This repository contains code for the paper Network Level Adversaries in Federated Learning (nlafl
) currently under submission.
ssh-agent bash
ssh-add
ssh 'remoteMachine'
# you need to use ssh agents because project involves ssh to your account.
# Password authentication is not supported.
virtualenv env
source env/bin/activate
git lfs clone 'REPO'
cd 'REPO'
If there are issues with cloning with git lfs
related to exceeding the lfs quota, the content of the data/
folder can be downloaded from this link.
python --version
pip install -e .
Modify the variables in common.py
to adapt to your setup.
In src/nlafl/commons.py set your repo dir and env dir. Both must end with /(slash). i.e : '~/env/'
- Using emnist,dbpedia or fashionMnist commands you can run a single experiment.
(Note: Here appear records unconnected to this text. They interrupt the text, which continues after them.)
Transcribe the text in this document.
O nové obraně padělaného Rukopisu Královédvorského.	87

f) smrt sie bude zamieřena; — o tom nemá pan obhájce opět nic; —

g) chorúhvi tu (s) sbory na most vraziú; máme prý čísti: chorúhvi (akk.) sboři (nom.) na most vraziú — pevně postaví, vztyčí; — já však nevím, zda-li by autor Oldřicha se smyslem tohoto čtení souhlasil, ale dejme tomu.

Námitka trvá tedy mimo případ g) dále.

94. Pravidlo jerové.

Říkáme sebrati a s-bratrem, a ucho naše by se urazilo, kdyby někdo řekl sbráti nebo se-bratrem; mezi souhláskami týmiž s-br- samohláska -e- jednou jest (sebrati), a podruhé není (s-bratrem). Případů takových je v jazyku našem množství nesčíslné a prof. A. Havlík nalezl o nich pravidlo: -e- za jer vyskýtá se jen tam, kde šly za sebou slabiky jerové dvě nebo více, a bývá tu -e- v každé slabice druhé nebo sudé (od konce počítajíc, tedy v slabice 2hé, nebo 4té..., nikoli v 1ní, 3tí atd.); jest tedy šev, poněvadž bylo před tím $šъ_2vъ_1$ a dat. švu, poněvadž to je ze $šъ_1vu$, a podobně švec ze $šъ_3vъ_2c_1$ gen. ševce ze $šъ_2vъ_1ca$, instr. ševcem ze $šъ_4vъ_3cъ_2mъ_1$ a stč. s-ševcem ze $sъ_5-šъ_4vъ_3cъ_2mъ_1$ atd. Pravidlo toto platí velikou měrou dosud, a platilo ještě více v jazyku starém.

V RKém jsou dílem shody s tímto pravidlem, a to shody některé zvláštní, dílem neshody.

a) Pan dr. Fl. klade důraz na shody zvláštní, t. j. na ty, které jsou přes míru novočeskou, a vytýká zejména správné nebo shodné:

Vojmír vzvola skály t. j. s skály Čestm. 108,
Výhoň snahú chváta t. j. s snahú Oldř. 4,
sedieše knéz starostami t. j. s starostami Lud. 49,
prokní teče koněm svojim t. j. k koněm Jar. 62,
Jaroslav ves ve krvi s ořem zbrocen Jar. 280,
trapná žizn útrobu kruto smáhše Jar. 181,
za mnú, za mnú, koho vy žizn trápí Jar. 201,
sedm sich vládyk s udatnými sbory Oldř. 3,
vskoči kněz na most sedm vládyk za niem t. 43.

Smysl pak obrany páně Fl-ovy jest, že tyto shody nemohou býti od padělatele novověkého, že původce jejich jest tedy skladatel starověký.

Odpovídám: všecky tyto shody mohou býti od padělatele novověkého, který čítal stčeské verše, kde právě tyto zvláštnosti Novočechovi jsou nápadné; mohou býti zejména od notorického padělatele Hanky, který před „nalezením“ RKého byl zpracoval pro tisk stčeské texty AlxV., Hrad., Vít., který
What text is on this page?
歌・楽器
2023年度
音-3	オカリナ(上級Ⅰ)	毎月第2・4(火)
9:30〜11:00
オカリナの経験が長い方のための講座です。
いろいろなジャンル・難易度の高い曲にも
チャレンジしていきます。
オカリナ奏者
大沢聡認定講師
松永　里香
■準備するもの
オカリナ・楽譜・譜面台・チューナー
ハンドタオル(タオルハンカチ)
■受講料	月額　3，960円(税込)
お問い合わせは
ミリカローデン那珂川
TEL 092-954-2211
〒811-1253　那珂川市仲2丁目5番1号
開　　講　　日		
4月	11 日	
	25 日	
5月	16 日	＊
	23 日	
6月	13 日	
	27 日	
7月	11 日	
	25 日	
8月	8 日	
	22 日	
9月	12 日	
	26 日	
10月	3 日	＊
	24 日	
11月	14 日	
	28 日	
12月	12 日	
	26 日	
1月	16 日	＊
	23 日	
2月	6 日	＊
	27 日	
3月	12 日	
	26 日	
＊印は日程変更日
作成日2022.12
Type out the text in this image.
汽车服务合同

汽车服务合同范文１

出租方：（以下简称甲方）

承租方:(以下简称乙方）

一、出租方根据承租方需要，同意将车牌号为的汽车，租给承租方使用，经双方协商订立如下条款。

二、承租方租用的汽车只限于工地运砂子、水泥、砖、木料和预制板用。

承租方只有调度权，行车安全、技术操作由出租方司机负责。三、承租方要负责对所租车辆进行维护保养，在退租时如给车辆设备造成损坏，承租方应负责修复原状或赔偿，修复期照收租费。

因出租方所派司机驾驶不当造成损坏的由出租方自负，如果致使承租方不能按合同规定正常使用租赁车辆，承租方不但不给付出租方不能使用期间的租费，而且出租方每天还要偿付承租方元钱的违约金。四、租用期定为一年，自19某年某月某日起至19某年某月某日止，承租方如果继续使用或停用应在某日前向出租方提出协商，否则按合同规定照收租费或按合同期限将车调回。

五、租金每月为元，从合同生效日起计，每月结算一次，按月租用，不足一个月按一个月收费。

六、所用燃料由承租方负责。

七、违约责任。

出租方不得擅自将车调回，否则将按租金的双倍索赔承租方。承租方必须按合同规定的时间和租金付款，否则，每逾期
You need to provide additional position arguments for details look section below.
- Using docker command you can set the cluster it is required for the run command.
- If you already run the experiments you can create tables using the table command/
- You can run experiments using the run command.
usage: nlafl [-h] {emnist,dbpedia,fashionMnist,docker,table,run} ...
positional arguments:
{emnist,dbpedia,fashionMnist,docker,table,run}
Choose one of the following
emnist Run single emnist experiment
dbpedia Run single dbpedia experiment
fashionMnist Run single fashionMnist experiment
docker Start/Stop cluster to support many experiments
table Produce tables if you have already run the tables
run Run experiments for a table
optional arguments:
-h, --help show this help message and exit
- Using emnist,dbpedia or fashionMnist commands you can run a single experiment.
You need to provide positional arguments below to run the experiment.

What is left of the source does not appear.